# SableRock or Jerland? or another Breeder in WI/MN



## hmasummers (Mar 26, 2013)

Does anyone have dogs or pups from either?


----------



## Vinnie (Sep 4, 2001)

Years ago there was a Jerland dog at a Rescue I volunteered for.

If you want a good working line German Shepherd, I'd recommend you check out Staatsmacht here in MN. Staatsmacht Kennel, one of the top working lines kennel in the world


----------



## Rei (Oct 10, 2008)

Unless anything has changed drastically in the last several years, I would be very careful getting a dog from either of those kennels. 
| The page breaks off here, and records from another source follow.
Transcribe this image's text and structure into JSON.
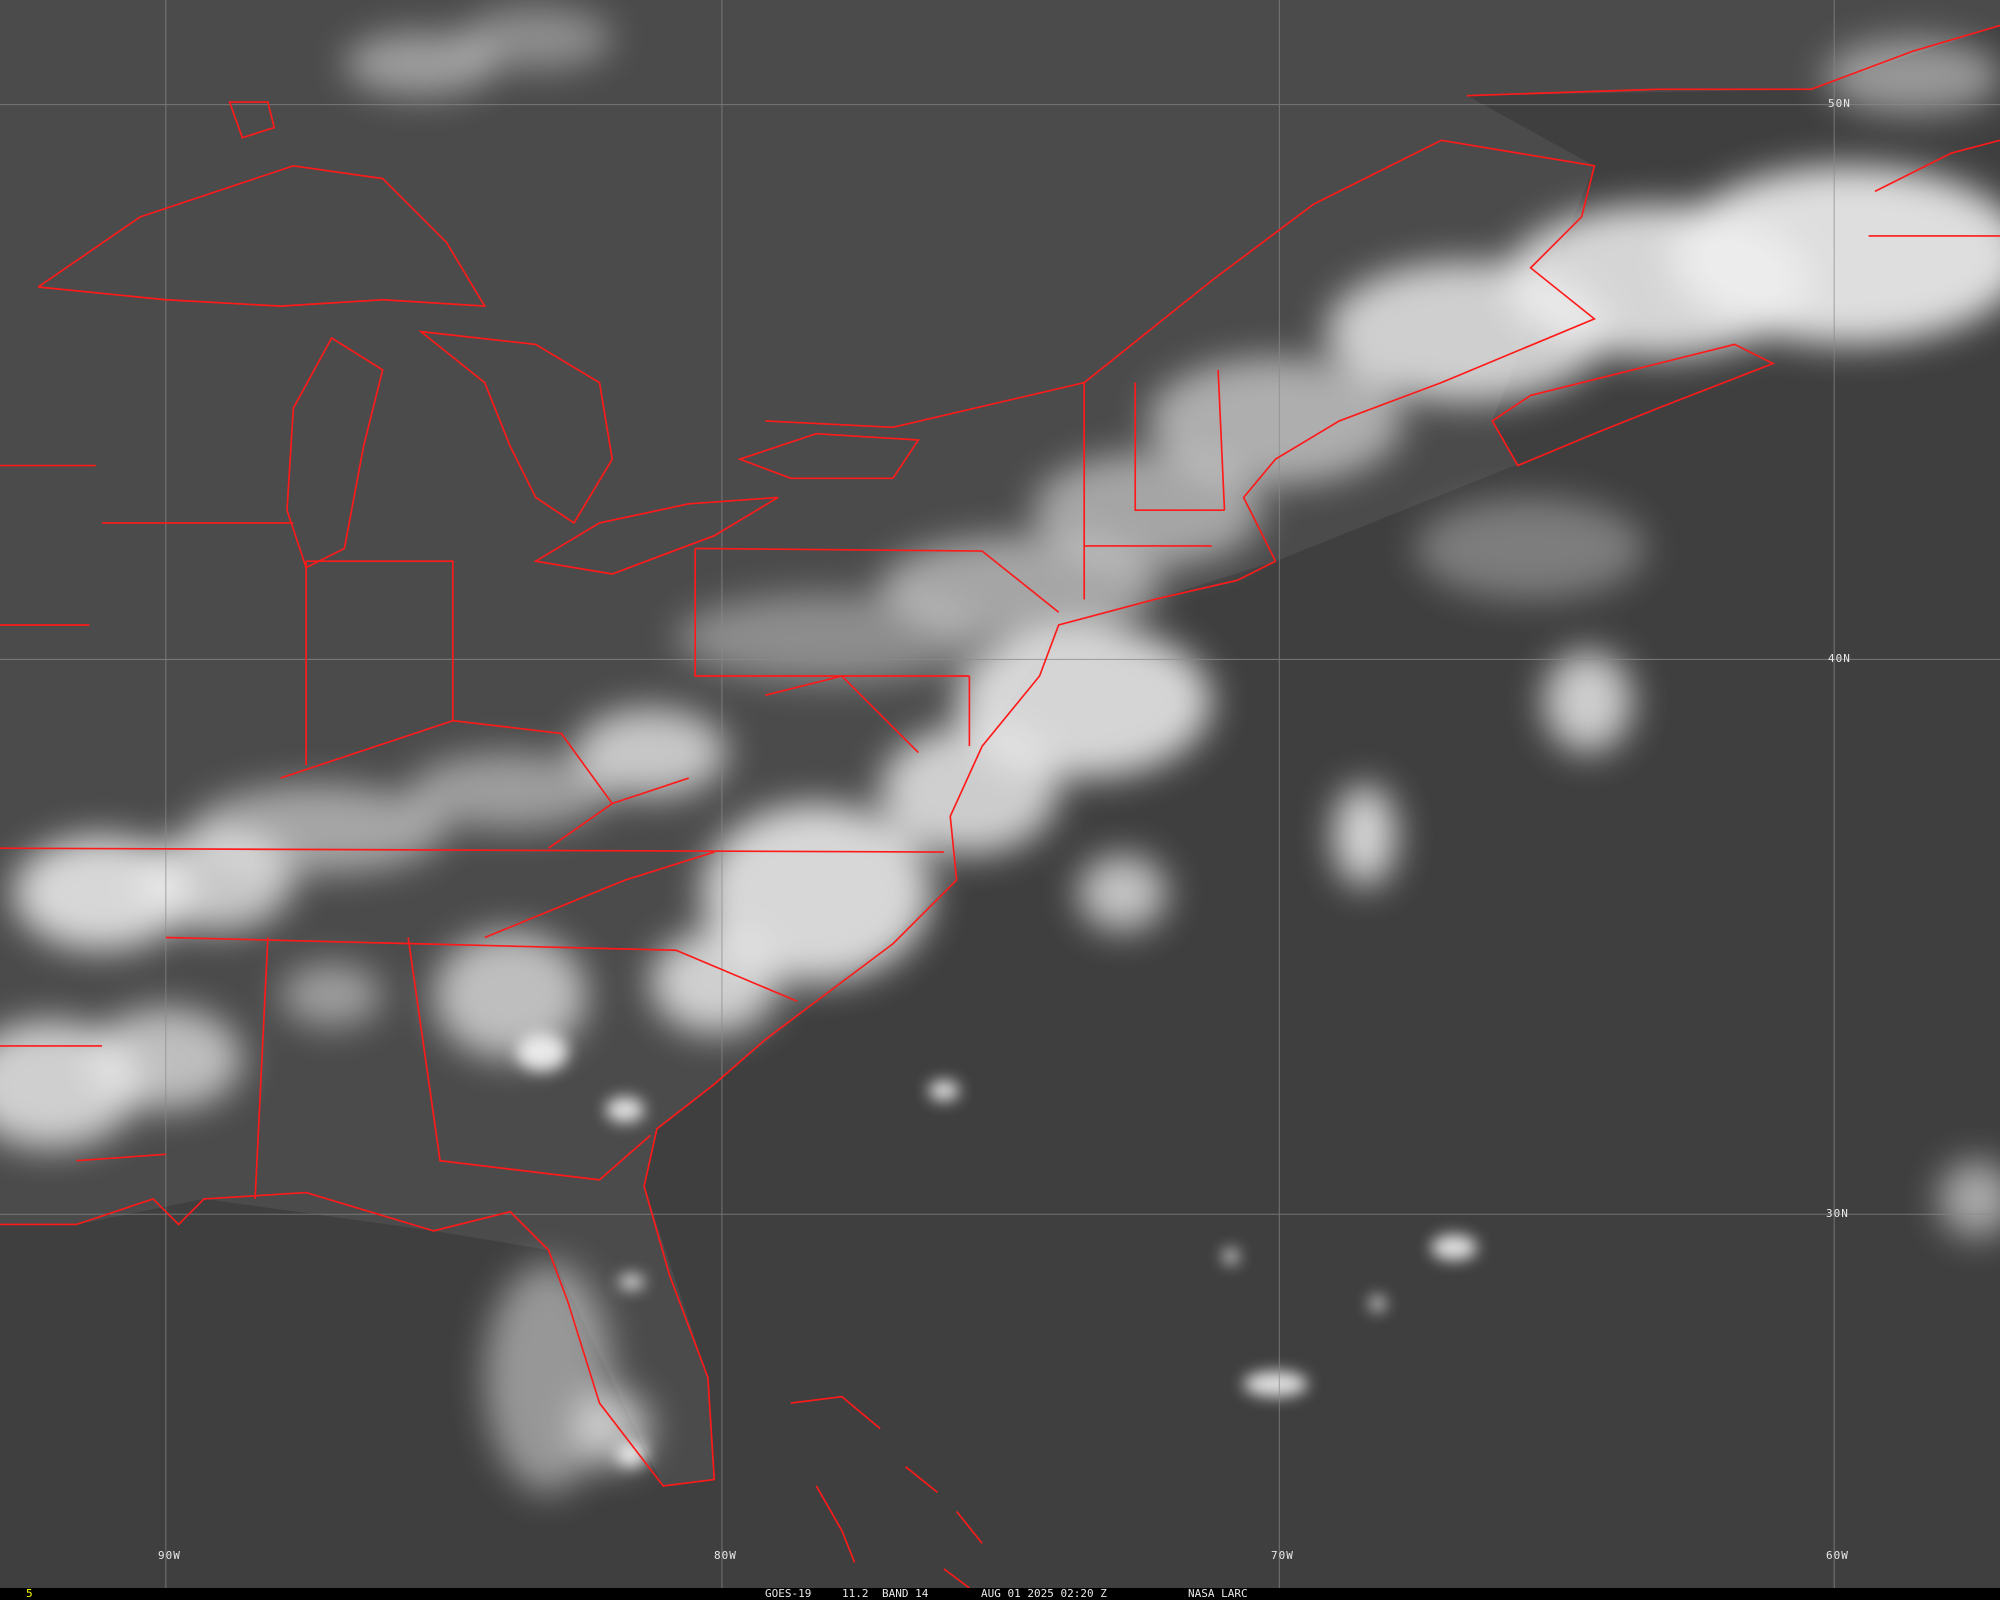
{
  "image": {
    "satellite": "GOES-19",
    "channel": "11.2",
    "band": "BAND 14",
    "datetime": "AUG 01 2025 02:20 Z",
    "credit": "NASA LARC",
    "frame_number": "5"
  },
  "grid": {
    "latitude_labels": [
      "50N",
      "40N",
      "30N"
    ],
    "longitude_labels": [
      "90W",
      "80W",
      "70W",
      "60W"
    ]
  },
  "colors": {
    "background": "#4a4a4a",
    "land_dark": "#444444",
    "ocean": "#3e3e3e",
    "cloud": "#f0f0f0",
    "boundary": "#ff1a1a",
    "grid": "#8a8a8a",
    "frame_number": "#ffff00",
    "caption": "#e8e8e8"
  }
}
Staatsmacht is on my short list for breeders to look into when I get another dog.


----------



## hmasummers (Mar 26, 2013)

Wow thanks guys......I couldnt get a clear awnser from on of the kennels about the price so I was kind of wondering......


----------



## jmedin (Jul 28, 2014)

why do you say that about sable rock, im thinking about a puppy from them


----------



## yuxb9 (Nov 2, 2014)

*Did you get a puppy from the Sable Rock in MN?*

Did you get a puppy from the sable rock? Can you share your experience, please? We are planning to get a puppy in the spring of 2015 and started to look for a reliable breeder in MN (preferred) or WI. Any thoughts or suggestions?


----------



## Momto2GSDs (Mar 22, 2012)

yuxb9 said:


> Did you get a puppy from the sable rock? Can you share your experience, please? We are planning to get a puppy in the spring of 2015 and started to look for a reliable breeder in MN (preferred) or WI. Any thoughts or suggestions?


Hi Yuxb9 and welcome!
You may want to start your own thread so that you can get some answers since the threads you have posted on are older.
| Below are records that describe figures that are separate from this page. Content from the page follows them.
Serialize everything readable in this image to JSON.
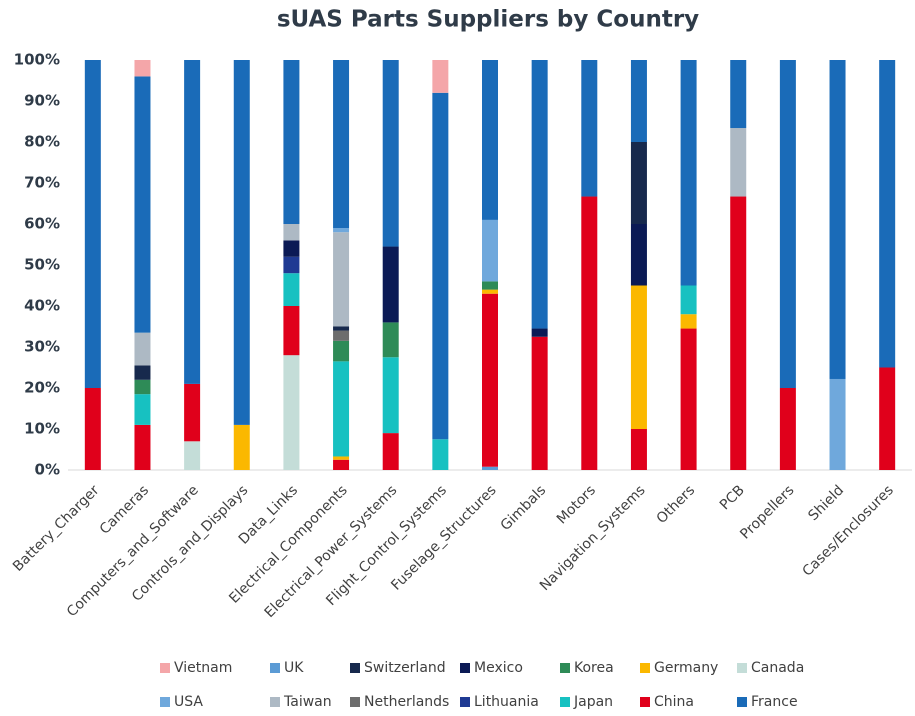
{
  "chart_data": {
    "type": "stacked_bar",
    "title": "sUAS Parts Suppliers by Country",
    "categories": [
      "Battery_Charger",
      "Cameras",
      "Computers_and_Software",
      "Controls_and_Displays",
      "Data_Links",
      "Electrical_Components",
      "Electrical_Power_Systems",
      "Flight_Control_Systems",
      "Fuselage_Structures",
      "Gimbals",
      "Motors",
      "Navigation_Systems",
      "Others",
      "PCB",
      "Propellers",
      "Shield",
      "Cases/Enclosures"
    ],
    "series": [
      {
        "name": "Vietnam",
        "color": "#f4a6a9",
        "values": [
          0,
          4,
          0,
          0,
          0,
          0,
          0,
          8,
          0,
          0,
          0,
          0,
          0,
          0,
          0,
          0,
          0
        ]
      },
      {
        "name": "UK",
        "color": "#5b9bd5",
        "values": [
          0,
          0,
          0,
          0,
          0,
          0,
          0,
          0,
          0.8,
          0,
          0,
          0,
          0,
          0,
          0,
          0,
          0
        ]
      },
      {
        "name": "Switzerland",
        "color": "#17294d",
        "values": [
          0,
          3.5,
          0,
          0,
          0,
          1,
          0,
          0,
          0,
          0,
          0,
          20,
          0,
          0,
          0,
          0,
          0
        ]
      },
      {
        "name": "Mexico",
        "color": "#0b1a55",
        "values": [
          0,
          0,
          0,
          0,
          4,
          0,
          18.5,
          0,
          0,
          2,
          0,
          15,
          0,
          0,
          0,
          0,
          0
        ]
      },
      {
        "name": "Korea",
        "color": "#2e8b57",
        "values": [
          0,
          3.5,
          0,
          0,
          0,
          5,
          8.5,
          0,
          2,
          0,
          0,
          0,
          0,
          0,
          0,
          0,
          0
        ]
      },
      {
        "name": "Germany",
        "color": "#fbb800",
        "values": [
          0,
          0,
          0,
          11,
          0,
          0.8,
          0,
          0,
          1,
          0,
          0,
          35,
          3.5,
          0,
          0,
          0,
          0
        ]
      },
      {
        "name": "Canada",
        "color": "#c4ddd8",
        "values": [
          0,
          0,
          7,
          0,
          28,
          0,
          0,
          0,
          0,
          0,
          0,
          0,
          0,
          0,
          0,
          0,
          0
        ]
      },
      {
        "name": "USA",
        "color": "#6fa8dc",
        "values": [
          0,
          0,
          0,
          0,
          0,
          1,
          0,
          0,
          15,
          0,
          0,
          0,
          0,
          0,
          0,
          22.2,
          0
        ]
      },
      {
        "name": "Taiwan",
        "color": "#adb9c4",
        "values": [
          0,
          8,
          0,
          0,
          4,
          23,
          0,
          0,
          0,
          0,
          0,
          0,
          0,
          16.7,
          0,
          0,
          0
        ]
      },
      {
        "name": "Netherlands",
        "color": "#6d6d6d",
        "values": [
          0,
          0,
          0,
          0,
          0,
          2.5,
          0,
          0,
          0,
          0,
          0,
          0,
          0,
          0,
          0,
          0,
          0
        ]
      },
      {
        "name": "Lithuania",
        "color": "#1f3a93",
        "values": [
          0,
          0,
          0,
          0,
          4,
          0,
          0,
          0,
          0,
          0,
          0,
          0,
          0,
          0,
          0,
          0,
          0
        ]
      },
      {
        "name": "Japan",
        "color": "#17c1c1",
        "values": [
          0,
          7.5,
          0,
          0,
          8,
          23.2,
          18.5,
          7.5,
          0,
          0,
          0,
          0,
          7,
          0,
          0,
          0,
          0
        ]
      },
      {
        "name": "China",
        "color": "#e0001b",
        "values": [
          20,
          11,
          14,
          0,
          12,
          2.5,
          9,
          0,
          42.2,
          32.5,
          66.7,
          10,
          34.5,
          66.7,
          20,
          0,
          25
        ]
      },
      {
        "name": "France",
        "color": "#1a6bb8",
        "values": [
          80,
          62.5,
          79,
          89,
          40,
          41,
          45.5,
          84.5,
          39,
          65.5,
          33.3,
          20,
          55,
          16.6,
          80,
          77.8,
          75
        ]
      }
    ],
    "ylim": [
      0,
      100
    ],
    "yticks": [
      {
        "value": 0,
        "label": "0%"
      },
      {
        "value": 10,
        "label": "10%"
      },
      {
        "value": 20,
        "label": "20%"
      },
      {
        "value": 30,
        "label": "30%"
      },
      {
        "value": 40,
        "label": "40%"
      },
      {
        "value": 50,
        "label": "50%"
      },
      {
        "value": 60,
        "label": "60%"
      },
      {
        "value": 70,
        "label": "70%"
      },
      {
        "value": 80,
        "label": "80%"
      },
      {
        "value": 90,
        "label": "90%"
      },
      {
        "value": 100,
        "label": "100%"
      }
    ],
    "legend": "bottom"
  }
}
This site may be helpful to learn about what to look for in a breeder and questions to ask them: German Shepherd Guide - Home

Good luck with your search!
Moms


----------



## yuxb9 (Nov 2, 2014)

Hi Moms, 
Thank you for your quick reply and suggestions. Unfortunately, there are not too many breeders in MN to choose from, and I started to check old threads first about this subject. I will open a new one as you suggested. Thanks!


----------



## Momto2GSDs (Mar 22, 2012)

yuxb9 said:


> Hi Moms,
> Thank you for your quick reply and suggestions. Unfortunately, there are not too many breeders in MN to choose from, and I started to check old threads first about this subject. I will open a new one as you suggested. Thanks!


......

More info to look at that Maggie Rose Lee suggested in another thread called "How To Find A Puppy": http://www.germanshepherds.com/forum/welcome-gsd-faqs-first-time-owner/162231-how-find-puppy.html


----------



## WateryTart (Sep 25, 2013)

yuxb9 said:


> Did you get a puppy from the sable rock? Can you share your experience, please? We are planning to get a puppy in the spring of 2015 and started to look for a reliable breeder in MN (preferred) or WI. Any thoughts or suggestions?


I emailed this breeder. I chose to pass after her response. I will leave it at that.


----------